Business reporter Claire Suddath (Bloomberg) intimated I had aligned myself with Nazis for my stance on schools during Covid. And that I was just “pretty out there.” All because I thought public school kids have the same right to an education that rich private school kids have. Pretty crazy stuff!
The working moms of public school kids rely on schools not only to ensure their children are educated, but to ensure that they can work. When I stood up for kids, I also stood up for the women in the workforce who raise them.
No matter. This pro-woman, “hear me roar” reporter was all too happy to declare that the war on women is getting worse without accepting any blame for firing in our direction.
Now, we’re told in the workplace that we have to announce our she/her pronouns. No thank you. That’s what held me back in the first place.
We’re also told that we aren’t actually women, we’re birthing people. No thanks. I don’t want to call more attention to the thing that stalled my career, resulting in lost wages.
Or we are told we can’t actually have control of our reproductive healthcare at all, we can’t make the decision when to have our children. That’s up to the government in some states.
We’re being infringed on from the right and the left. Which way are we supposed to go? We can’t lean in, we can’t lean out. And we can’t go up the ladder, or at least not all the way up.
So what’s the solution?
Promote women who deserve it. When they deserve it. Not 5 years after they’ve proven they can do the job. Think about the lost wages of delaying promotions of women for years on end? Even if they are paid equally in comparable jobs to men, if men get promoted faster – they do, on average 18 months faster – the loss in lifetime wages is significant.
Make good on your ad campaign promises of supporting women. The ones that you know. The ones that work inside your building, not the ones in your ads. Or at least stop pretending that you do support them through inspirational but false advertising. That would be more honest. I’d respect it more.
Give everyone paid parental leave, men and women. Prioritize people as whole human beings with responsibilities both inside and outside of the workplace. And de-stigmatize parenthood in the workplace. Acknowledge it is something that both women and men do so that women aren’t punished for being parents.

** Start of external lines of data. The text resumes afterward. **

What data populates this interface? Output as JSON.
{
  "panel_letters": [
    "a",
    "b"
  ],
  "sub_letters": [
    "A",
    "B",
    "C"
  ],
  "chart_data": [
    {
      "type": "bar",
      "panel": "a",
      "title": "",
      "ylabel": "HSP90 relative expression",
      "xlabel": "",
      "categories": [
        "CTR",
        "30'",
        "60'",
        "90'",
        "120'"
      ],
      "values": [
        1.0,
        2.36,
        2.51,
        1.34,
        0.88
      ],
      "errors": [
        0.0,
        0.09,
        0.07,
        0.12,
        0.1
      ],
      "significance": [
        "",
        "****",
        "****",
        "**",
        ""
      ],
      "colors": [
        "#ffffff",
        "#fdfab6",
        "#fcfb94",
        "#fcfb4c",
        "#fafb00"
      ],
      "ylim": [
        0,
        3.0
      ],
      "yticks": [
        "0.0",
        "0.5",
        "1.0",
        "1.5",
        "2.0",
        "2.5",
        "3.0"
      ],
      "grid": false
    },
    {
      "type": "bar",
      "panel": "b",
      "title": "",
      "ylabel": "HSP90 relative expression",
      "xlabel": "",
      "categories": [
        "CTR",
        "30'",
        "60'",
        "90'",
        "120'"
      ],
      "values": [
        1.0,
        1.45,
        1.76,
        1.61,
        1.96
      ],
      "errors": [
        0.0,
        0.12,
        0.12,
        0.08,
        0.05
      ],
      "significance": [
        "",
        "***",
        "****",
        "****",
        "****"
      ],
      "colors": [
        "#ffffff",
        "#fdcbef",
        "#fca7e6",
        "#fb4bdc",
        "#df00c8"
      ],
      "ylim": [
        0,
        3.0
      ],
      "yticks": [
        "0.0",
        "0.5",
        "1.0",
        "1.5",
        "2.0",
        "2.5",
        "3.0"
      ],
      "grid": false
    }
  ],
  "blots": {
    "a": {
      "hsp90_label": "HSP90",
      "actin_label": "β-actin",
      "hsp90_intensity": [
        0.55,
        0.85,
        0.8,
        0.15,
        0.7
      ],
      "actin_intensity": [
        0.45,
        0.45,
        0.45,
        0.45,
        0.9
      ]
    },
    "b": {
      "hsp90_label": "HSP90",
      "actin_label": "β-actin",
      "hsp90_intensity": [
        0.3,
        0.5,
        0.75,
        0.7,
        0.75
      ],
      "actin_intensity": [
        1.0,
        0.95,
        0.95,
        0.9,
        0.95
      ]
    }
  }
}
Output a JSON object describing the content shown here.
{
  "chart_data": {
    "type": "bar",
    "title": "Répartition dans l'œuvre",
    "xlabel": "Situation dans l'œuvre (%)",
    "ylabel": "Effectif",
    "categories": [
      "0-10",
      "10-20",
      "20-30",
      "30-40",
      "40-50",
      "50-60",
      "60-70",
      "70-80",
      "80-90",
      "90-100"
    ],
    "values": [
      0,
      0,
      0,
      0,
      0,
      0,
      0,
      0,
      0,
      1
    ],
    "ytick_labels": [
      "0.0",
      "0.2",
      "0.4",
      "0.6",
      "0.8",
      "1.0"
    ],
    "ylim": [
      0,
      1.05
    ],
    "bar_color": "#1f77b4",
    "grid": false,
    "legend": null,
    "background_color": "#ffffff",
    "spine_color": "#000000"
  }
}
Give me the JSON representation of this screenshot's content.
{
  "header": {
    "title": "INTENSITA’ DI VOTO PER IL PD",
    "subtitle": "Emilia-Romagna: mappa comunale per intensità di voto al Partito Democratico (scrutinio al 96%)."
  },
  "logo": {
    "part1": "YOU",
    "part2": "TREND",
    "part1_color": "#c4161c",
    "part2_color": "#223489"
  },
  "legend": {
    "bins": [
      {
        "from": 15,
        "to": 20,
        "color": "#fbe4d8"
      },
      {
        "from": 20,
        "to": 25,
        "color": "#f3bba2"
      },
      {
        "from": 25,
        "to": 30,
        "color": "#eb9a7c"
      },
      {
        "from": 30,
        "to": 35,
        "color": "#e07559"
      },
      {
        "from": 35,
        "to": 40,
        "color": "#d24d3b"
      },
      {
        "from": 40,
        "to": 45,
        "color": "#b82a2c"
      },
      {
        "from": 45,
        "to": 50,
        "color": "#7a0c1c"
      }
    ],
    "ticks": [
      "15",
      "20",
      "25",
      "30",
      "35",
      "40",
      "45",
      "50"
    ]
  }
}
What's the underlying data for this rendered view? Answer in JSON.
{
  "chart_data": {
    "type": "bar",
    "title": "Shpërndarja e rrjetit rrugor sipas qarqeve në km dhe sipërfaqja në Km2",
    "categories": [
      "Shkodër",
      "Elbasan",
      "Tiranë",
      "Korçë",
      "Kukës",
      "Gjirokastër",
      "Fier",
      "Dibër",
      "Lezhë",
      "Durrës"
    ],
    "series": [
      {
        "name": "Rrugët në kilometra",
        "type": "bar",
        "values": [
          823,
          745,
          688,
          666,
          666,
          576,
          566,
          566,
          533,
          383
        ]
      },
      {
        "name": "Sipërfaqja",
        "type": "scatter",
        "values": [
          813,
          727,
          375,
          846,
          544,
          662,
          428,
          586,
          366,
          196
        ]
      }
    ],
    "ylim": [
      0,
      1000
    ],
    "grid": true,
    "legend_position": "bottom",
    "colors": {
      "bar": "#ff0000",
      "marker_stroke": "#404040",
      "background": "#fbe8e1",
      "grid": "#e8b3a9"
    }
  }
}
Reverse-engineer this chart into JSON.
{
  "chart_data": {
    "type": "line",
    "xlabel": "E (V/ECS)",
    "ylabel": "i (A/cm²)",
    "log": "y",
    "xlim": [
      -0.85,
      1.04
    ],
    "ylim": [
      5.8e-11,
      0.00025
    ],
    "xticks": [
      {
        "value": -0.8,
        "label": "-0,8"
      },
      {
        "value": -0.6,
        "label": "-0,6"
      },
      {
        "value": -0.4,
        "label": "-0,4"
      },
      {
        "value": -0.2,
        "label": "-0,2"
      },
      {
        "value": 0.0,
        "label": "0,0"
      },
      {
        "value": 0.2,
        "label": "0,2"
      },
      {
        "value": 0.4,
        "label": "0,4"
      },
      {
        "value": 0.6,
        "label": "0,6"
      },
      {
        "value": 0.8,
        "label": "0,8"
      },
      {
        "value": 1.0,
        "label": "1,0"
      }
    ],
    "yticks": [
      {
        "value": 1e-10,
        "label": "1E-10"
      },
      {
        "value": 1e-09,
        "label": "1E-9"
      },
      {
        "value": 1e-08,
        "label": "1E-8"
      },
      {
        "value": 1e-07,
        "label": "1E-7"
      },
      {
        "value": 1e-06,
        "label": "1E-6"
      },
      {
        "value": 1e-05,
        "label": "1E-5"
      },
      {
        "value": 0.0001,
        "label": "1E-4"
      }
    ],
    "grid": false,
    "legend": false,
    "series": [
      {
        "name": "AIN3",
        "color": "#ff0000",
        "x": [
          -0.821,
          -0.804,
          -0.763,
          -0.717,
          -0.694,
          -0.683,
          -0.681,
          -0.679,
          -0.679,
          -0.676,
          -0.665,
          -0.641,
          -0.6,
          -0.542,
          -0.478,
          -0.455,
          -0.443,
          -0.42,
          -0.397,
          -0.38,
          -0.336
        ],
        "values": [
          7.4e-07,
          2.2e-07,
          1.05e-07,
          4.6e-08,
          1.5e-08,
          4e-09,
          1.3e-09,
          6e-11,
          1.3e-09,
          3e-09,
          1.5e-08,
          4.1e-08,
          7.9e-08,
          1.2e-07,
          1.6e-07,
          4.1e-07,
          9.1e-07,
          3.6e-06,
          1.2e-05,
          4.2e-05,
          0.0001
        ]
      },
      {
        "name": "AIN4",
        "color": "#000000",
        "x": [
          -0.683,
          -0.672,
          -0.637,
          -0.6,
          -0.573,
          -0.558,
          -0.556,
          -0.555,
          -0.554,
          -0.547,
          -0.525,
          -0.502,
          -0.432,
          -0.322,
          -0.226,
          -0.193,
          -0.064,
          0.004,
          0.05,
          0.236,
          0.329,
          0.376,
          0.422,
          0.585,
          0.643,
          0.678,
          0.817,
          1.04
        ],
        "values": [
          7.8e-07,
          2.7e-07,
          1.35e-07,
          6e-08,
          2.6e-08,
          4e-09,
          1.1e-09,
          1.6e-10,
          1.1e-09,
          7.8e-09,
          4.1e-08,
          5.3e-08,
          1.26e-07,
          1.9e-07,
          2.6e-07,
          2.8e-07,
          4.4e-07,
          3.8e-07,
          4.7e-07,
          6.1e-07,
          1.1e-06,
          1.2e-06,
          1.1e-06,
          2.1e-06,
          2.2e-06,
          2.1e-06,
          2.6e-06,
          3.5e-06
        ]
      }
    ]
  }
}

Let us speak. Don’t dismiss and diminish us because we may have views and personalities that differ from our male counterparts.
Stop saying it’s going to take 100 years to get to equal pay and equal opportunity. Just stop it. Do the 4 things above this one and it won’t take near that long.
It’s not hard. Just treat us like capable human beings. Full-throated, fully equal human beings. With voices, and concerns, both in the workplace and beyond.
Just do it.
So many valid points. I can relate. I would add to #4 that our viewpoints may also differ from woman to woman based on a whole host of valid reasons. That’s okay too. “Woman” isn’t some homogeneous category any more than any other immutable trait. Let us not just speak. Let us dialogue.
I sent the article to my three daughters -- one a very conservative cop, one a very liberal artist, and one in college. I think they will all benefit from your experiences.